Literary quotes - Christmas
Glad Christmas comes, and every hearth
Makes room to give him welcome now,
E’en want will dry its tears in mirth,
And crown him with a holly bough
From: John Clare, ‘December’, The Shepherd’s Calendar, with Village Stories and Other Poems, 1827
I heard the bells on Christmas Day
Their old, familiar carols play,
And wild and sweet
The words repeat
Of peace on earth, good-will to men!
From: Henry Wadsworth Longfellow, Christmas Bells. Written 1864; published 1865, Our Young Folks: an Illustrated Magazine for Boys and Girls
In the meantime the woman sang snatches of the beautiful hymn, very common in Spain, which commences thus:—
“Once of old upon a mountain, shepherds overcome with sleep,
Near to Bethlem’s holy tower, kept at dead of night their sheep;
Round about the trunk they nodded of a huge ignited oak,
Whence the crackling flame ascending bright and clear the darkness broke.”
From: George Borrow, The opening of Chapter IV of The Bible in Spain, 1843
How many old recollections and how many dormant sympathies does Christmas-time awaken.

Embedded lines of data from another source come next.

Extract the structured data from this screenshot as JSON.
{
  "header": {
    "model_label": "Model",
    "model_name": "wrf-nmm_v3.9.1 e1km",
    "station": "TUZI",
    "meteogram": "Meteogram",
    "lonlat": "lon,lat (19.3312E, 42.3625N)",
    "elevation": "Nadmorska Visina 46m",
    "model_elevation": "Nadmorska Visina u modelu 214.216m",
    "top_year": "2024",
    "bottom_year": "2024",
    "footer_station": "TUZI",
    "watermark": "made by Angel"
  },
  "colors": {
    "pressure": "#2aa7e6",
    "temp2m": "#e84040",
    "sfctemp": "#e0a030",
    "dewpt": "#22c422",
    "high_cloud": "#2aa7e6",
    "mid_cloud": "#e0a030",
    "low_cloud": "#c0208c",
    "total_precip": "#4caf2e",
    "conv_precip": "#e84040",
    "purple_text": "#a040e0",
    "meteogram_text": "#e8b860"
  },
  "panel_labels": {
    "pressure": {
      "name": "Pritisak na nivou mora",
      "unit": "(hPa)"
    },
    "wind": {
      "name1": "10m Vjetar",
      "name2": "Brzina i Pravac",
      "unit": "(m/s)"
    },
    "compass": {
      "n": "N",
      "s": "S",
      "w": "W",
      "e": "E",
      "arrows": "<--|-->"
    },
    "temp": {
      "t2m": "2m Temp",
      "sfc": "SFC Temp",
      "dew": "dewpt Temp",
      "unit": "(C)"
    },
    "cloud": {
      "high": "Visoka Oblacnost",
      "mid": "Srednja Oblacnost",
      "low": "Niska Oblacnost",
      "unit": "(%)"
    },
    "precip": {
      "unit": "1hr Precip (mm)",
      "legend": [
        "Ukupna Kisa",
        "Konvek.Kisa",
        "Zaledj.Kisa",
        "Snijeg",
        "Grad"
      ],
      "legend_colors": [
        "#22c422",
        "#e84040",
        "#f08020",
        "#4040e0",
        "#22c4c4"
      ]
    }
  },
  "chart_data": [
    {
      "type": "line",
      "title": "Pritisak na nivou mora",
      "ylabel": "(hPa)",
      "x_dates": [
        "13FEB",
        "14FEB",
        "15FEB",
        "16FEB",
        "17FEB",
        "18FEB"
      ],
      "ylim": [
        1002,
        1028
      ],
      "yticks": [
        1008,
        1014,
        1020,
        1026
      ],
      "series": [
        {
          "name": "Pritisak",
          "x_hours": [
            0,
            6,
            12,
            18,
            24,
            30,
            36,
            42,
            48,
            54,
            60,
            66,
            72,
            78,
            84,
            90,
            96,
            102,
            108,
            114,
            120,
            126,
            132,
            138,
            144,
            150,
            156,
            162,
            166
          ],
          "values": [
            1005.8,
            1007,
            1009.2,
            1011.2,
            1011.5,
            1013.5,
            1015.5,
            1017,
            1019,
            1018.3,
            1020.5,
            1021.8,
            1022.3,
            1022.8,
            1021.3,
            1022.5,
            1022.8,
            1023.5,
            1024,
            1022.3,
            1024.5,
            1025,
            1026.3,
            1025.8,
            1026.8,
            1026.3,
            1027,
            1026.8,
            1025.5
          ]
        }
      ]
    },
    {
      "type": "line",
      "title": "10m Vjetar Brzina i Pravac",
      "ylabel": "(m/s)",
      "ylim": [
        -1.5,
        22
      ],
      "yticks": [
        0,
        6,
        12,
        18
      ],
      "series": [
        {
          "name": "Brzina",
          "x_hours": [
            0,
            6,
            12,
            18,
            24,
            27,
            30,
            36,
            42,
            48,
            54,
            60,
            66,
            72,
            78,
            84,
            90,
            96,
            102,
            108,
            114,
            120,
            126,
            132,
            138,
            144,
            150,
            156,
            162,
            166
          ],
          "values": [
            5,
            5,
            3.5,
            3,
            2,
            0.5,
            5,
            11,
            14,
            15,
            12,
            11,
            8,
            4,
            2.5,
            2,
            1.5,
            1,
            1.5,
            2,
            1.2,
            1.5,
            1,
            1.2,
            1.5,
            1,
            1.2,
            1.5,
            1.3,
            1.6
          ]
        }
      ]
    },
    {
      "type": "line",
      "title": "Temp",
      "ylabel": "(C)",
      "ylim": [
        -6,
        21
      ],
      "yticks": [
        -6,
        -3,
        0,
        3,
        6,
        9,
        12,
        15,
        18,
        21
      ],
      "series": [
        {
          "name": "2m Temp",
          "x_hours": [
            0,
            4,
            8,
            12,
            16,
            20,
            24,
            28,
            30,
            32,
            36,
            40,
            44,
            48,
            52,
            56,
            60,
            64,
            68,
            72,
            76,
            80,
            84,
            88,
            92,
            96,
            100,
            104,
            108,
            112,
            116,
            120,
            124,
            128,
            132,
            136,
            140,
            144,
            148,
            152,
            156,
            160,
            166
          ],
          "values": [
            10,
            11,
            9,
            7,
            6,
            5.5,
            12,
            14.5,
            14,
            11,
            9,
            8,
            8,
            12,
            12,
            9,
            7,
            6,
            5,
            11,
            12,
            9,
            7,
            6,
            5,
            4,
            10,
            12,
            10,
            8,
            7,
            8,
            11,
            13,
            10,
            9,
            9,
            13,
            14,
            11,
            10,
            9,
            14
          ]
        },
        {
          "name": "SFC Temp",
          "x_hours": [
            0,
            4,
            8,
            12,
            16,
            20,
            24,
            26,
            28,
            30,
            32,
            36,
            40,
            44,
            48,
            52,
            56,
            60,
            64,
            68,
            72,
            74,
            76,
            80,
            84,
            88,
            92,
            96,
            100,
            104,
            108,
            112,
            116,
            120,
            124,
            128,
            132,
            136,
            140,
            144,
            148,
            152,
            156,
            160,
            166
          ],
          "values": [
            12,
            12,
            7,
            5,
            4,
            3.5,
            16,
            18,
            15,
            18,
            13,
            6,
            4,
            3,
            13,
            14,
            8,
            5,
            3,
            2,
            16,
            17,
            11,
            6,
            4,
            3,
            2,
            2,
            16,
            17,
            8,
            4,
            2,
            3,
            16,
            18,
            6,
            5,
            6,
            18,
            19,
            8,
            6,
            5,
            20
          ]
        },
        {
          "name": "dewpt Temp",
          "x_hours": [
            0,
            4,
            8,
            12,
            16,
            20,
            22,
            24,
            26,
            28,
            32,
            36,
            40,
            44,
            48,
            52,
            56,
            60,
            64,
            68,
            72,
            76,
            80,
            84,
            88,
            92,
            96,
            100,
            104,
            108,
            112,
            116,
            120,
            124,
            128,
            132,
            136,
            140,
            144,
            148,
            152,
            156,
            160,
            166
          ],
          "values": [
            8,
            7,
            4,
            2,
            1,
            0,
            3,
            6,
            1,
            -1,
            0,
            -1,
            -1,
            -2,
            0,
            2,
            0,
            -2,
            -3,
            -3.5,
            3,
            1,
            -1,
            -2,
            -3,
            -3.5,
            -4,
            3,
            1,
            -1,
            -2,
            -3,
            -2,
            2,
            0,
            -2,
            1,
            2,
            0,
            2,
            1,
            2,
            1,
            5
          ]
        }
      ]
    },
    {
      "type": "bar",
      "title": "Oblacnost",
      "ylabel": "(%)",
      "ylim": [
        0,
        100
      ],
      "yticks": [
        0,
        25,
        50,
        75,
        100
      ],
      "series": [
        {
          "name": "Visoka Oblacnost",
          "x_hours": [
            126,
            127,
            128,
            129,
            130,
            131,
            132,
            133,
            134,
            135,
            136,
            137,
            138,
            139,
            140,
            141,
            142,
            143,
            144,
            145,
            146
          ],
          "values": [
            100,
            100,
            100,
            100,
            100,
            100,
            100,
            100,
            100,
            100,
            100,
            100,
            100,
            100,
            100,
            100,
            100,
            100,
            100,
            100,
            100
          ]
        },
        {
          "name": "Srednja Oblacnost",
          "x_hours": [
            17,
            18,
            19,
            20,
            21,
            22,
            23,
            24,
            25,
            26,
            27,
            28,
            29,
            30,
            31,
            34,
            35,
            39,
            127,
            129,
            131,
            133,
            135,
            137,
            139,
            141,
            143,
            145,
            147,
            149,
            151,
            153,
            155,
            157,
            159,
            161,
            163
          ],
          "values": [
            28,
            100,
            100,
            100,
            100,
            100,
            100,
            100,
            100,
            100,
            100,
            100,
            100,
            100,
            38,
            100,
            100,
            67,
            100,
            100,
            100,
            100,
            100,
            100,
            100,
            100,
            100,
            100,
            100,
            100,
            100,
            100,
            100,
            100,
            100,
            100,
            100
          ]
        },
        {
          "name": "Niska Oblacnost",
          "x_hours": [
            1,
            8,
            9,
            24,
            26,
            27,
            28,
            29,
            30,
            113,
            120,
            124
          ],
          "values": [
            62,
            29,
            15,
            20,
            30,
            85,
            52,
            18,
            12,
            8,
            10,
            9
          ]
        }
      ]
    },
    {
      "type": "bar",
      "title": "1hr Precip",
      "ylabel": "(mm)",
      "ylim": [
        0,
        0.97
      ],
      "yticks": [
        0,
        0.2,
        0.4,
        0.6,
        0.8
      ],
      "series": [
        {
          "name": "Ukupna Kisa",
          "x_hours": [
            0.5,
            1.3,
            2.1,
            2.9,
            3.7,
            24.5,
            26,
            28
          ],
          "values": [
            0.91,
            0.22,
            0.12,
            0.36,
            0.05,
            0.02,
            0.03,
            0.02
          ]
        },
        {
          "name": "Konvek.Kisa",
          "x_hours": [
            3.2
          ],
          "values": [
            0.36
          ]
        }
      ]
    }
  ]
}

From: Charles Dickens, The Pickwick Papers, 1837 (Book format)
Of all the old festivals, however, that of Christmas awakens the strongest and most heartfelt associations. There is a tone of solemn and sacred feeling that blends with our conviviality and lifts the spirit to a state of hallowed and elevated enjoyment. The services of the Church about this season are extremely tender and inspiring.